WhatsApp, l’application de messagerie qui a notamment fondé son immense popularité sur sa bonne réputation en matière de sécurité, a admis mardi avoir été infectée par un logiciel espion, un déboire de plus pour sa maison-mère Facebook.
Une faille sécuritaire – dévoilée par le Financial Times, et résorbée dans la dernière mise à jour de WhatsApp – a permis à des pirates informatiques d’insérer un logiciel malveillant sur des téléphones en appelant les usagers de l’application, utilisée par 1,5 milliard de personnes dans le monde. En Europe, WhatsApp a informé le régulateur irlandais d’une « sérieuse faille de sécurité », et averti les autorités américaines et des ONG du problème, sans donner toutefois de chiffres sur le nombre d’utilisateurs concernés ou visés.

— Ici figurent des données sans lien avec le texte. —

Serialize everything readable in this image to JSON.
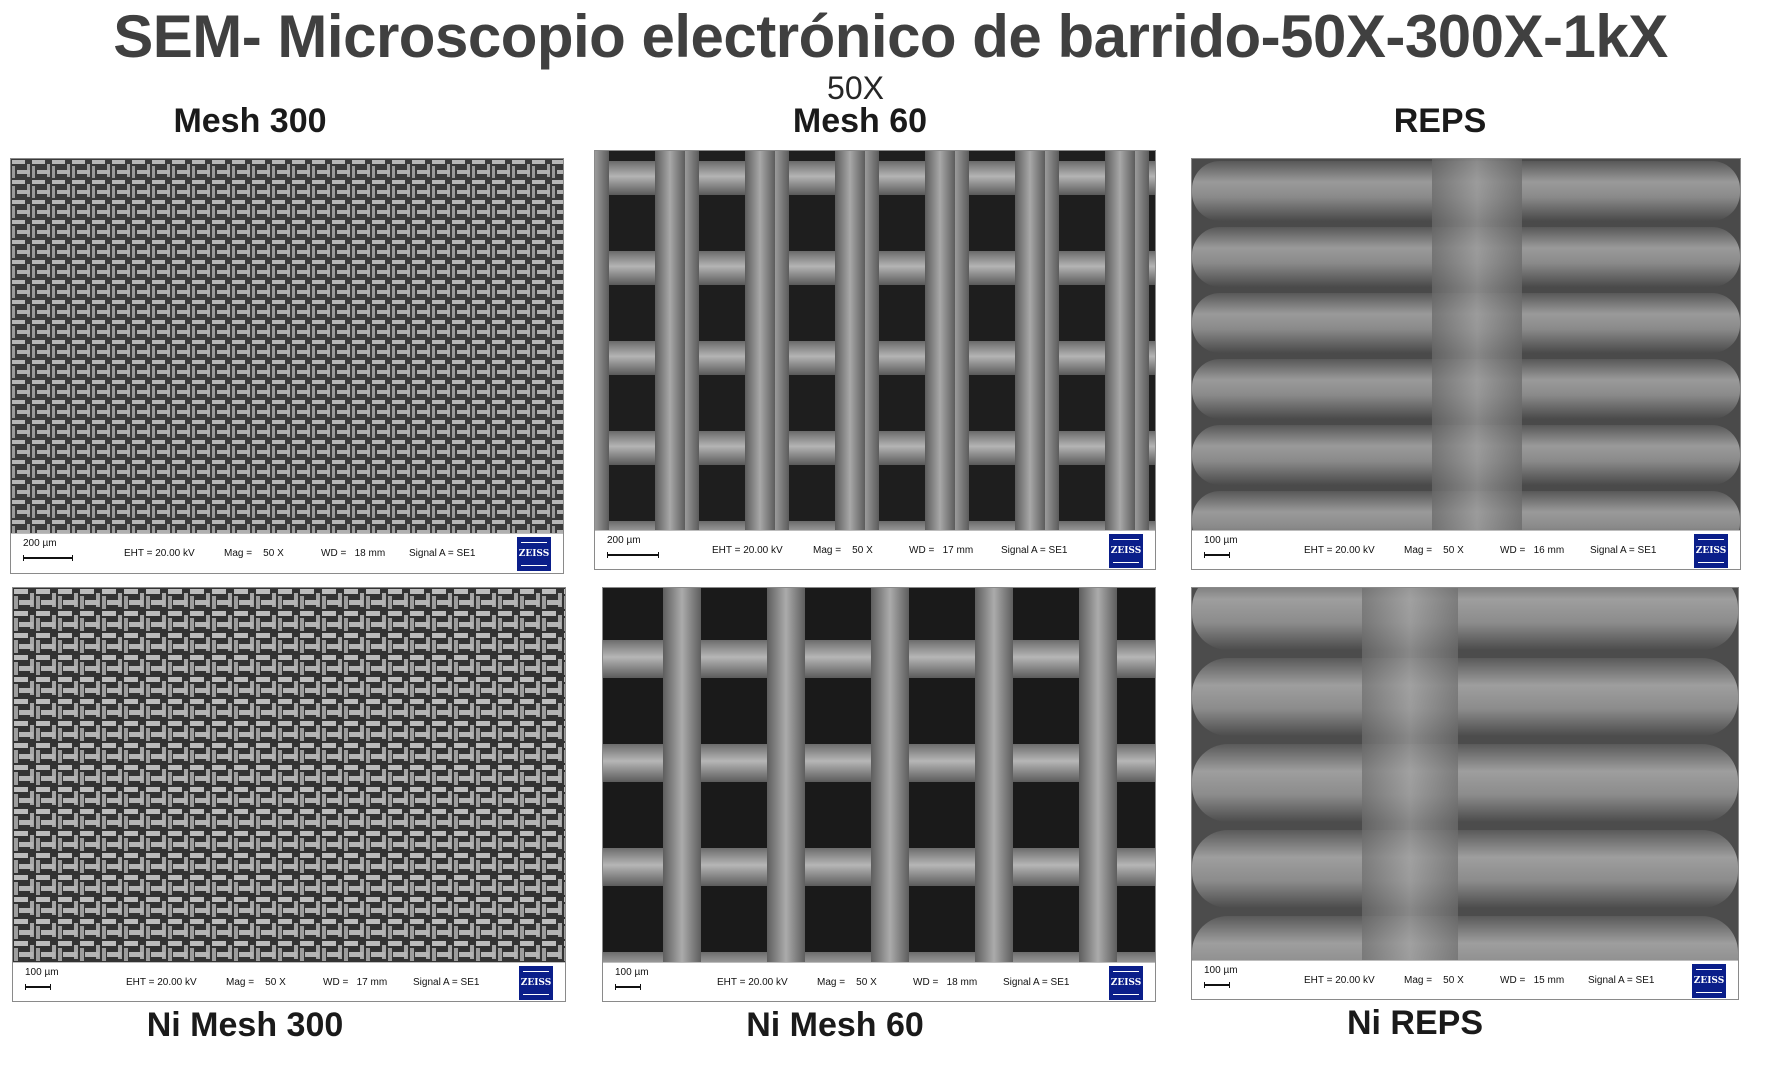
{
  "title": "SEM- Microscopio electrónico de barrido-50X-300X-1kX",
  "subtitle": "50X",
  "top_labels": [
    "Mesh 300",
    "Mesh 60",
    "REPS"
  ],
  "bottom_labels": [
    "Ni Mesh 300",
    "Ni Mesh 60",
    "Ni REPS"
  ],
  "panels": [
    {
      "scale": "200 µm",
      "eht": "EHT = 20.00 kV",
      "mag": "Mag =    50 X",
      "wd": "WD =   18 mm",
      "signal": "Signal A = SE1",
      "logo": "ZEISS"
    },
    {
      "scale": "200 µm",
      "eht": "EHT = 20.00 kV",
      "mag": "Mag =    50 X",
      "wd": "WD =   17 mm",
      "signal": "Signal A = SE1",
      "logo": "ZEISS"
    },
    {
      "scale": "100 µm",
      "eht": "EHT = 20.00 kV",
      "mag": "Mag =    50 X",
      "wd": "WD =   16 mm",
      "signal": "Signal A = SE1",
      "logo": "ZEISS"
    },
    {
      "scale": "100 µm",
      "eht": "EHT = 20.00 kV",
      "mag": "Mag =    50 X",
      "wd": "WD =   17 mm",
      "signal": "Signal A = SE1",
      "logo": "ZEISS"
    },
    {
      "scale": "100 µm",
      "eht": "EHT = 20.00 kV",
      "mag": "Mag =    50 X",
      "wd": "WD =   18 mm",
      "signal": "Signal A = SE1",
      "logo": "ZEISS"
    },
    {
      "scale": "100 µm",
      "eht": "EHT = 20.00 kV",
      "mag": "Mag =    50 X",
      "wd": "WD =   15 mm",
      "signal": "Signal A = SE1",
      "logo": "ZEISS"
    }
  ]
}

Une firme israélienne suspectée
Le Financial Times cite un vendeur de logiciels d’espionnage affirmant que ce programme avait été mis au point par une société israélienne bien connue des services de renseignement de différents pays, NSO Group, accusée d’aider des gouvernements du Moyen-Orient au Mexique à épier des militants et des journalistes. WhatsApp a découvert début mai l’attaque informatique, qui vise aussi bien des appareils Android que des iPhones d’Apple, entre autres, et a trouvé ensuite un remède.

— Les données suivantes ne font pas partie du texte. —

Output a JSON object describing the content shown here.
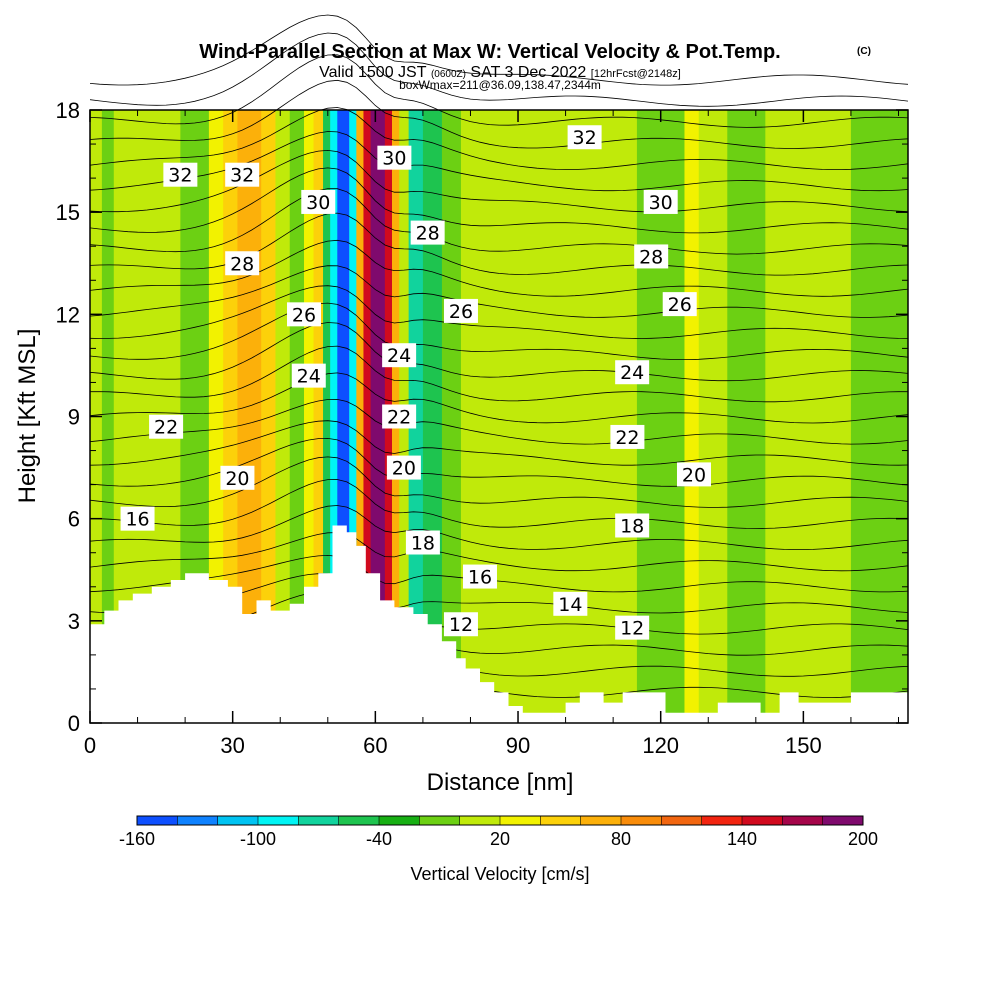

« Cette vulnérabilité est majeure puisqu’elle permet une prise de contrôle totale de l’équipement sous-jacent », explique Loïc Guézo, secrétaire général du Clusif (Club de la sécurité de l’information français). « Il faut imaginer qu’on peut utiliser toutes les ressources de votre téléphone sans témoin d’activité de type voyant rouge », ajoute-t-il. Potentiellement, les attaquants ont eu accès au contenu des smartphones infectés (contacts, messages, photos…), et ils ont pu installer des logiciels pour écouter (ou visualiser) l’environnement des propriétaires de ces appareils, sans qu’ils s’en rendent compte.
Dans un communiqué, un porte-parole de Whatsapp appelle les usagers à « télécharger la dernière version de notre application, et à mettre régulièrement à jour celle du système d’exploitation de leur téléphone ». Rachetée par Facebook en 2014 pour 22 milliards de dollars, la messagerie a construit sa bonne réputation sur la sécurité et de protection des données, avec cette promesse que peut lire tout usager sur son application : « Vos messages et appels sont protégés par le chiffrement de bout en bout, ce qui signifie que ni WhatsApp ni des tierces parties ne peuvent les lire ou les écouter ».

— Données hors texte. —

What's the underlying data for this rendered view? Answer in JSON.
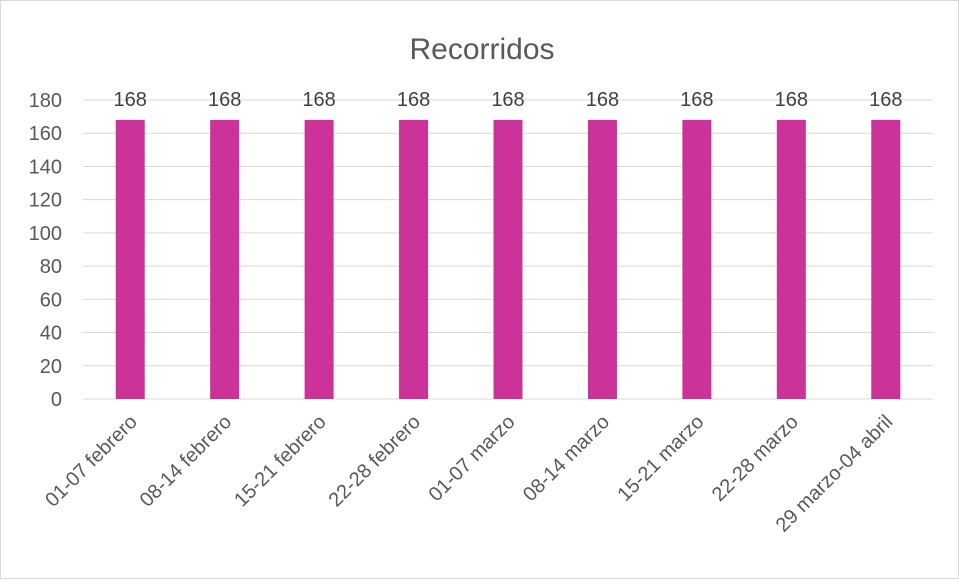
{
  "chart_data": {
    "type": "bar",
    "title": "Recorridos",
    "xlabel": "",
    "ylabel": "",
    "categories": [
      "01-07 febrero",
      "08-14 febrero",
      "15-21 febrero",
      "22-28 febrero",
      "01-07 marzo",
      "08-14 marzo",
      "15-21 marzo",
      "22-28 marzo",
      "29 marzo-04 abril"
    ],
    "values": [
      168,
      168,
      168,
      168,
      168,
      168,
      168,
      168,
      168
    ],
    "data_labels": [
      "168",
      "168",
      "168",
      "168",
      "168",
      "168",
      "168",
      "168",
      "168"
    ],
    "y_ticks": [
      "0",
      "20",
      "40",
      "60",
      "80",
      "100",
      "120",
      "140",
      "160",
      "180"
    ],
    "ylim": [
      0,
      180
    ],
    "grid": true,
    "legend": "none",
    "colors": {
      "bar": "#cc3399",
      "grid": "#d9d9d9",
      "axis": "#d9d9d9",
      "text": "#595959"
    }
  }
}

Récupérable par « des criminels de base »
« C’est un coup très très mauvais pour WhatsApp, mais ils ont réagi très vite », estime Loïx Guézo, avant de rappeler qu’aucun système n’est inattaquable. C’est un déboire de plus pour Facebook, la maison mère de WhatsApp, qui fait l’objet de scandales en cascades sur ses pratiques en matière de respect des données personnelles. Le logiciel espion qui a visé la messagerie est sophistiqué et « n’a pu être utilisé que par des acteurs extrêmement déterminés », selon WhatsApp, qui assure qu’un « nombre limité d’utilisateurs ont été ciblés ».
D’après leurs premières enquêtes, « cette attaque a toutes les empreintes d’une entreprise qui travaille avec de nombreux gouvernement dans le monde », a ajouté la société sans nommer l’entreprise en question. Des chercheurs en sécurité informatique ont estimé que le programme informatique malveillant présentait des similarités avec d’autres technologies développées par NSO, selon le New York Times. La firme israélienne a de son côté réagi dans un communiqué en affirmant que sa technologie est « commercialisée par l’intermédiaire de licences à des gouvernements dans le seul objectif de combattre la criminalité et le terrorisme ».
NSO, basée à Herzliya, au nord de Tel-Aviv, a notamment conçu la plateforme Pegasus, qui donne à ses clients l’accès à diverses fonctionnalités des appareils piratés. « Leur cœur de métier, ce sont les portes d’entrée et les systèmes d’interception qu’ils installent ensuite », explique Loïc Guézo. Cette faille constituait une « porte d’entrée », et, s’il s’agit bien de NSO, « ils avaient une mine d’or entre les mains qui vient de disparaître ». Il rappelle cependant que maintenant que la vulnérabilité est connue, « elle peut potentiellement être utilisée par des criminels de base », chez les utilisateurs qui n’ont pas mis à jour leur application.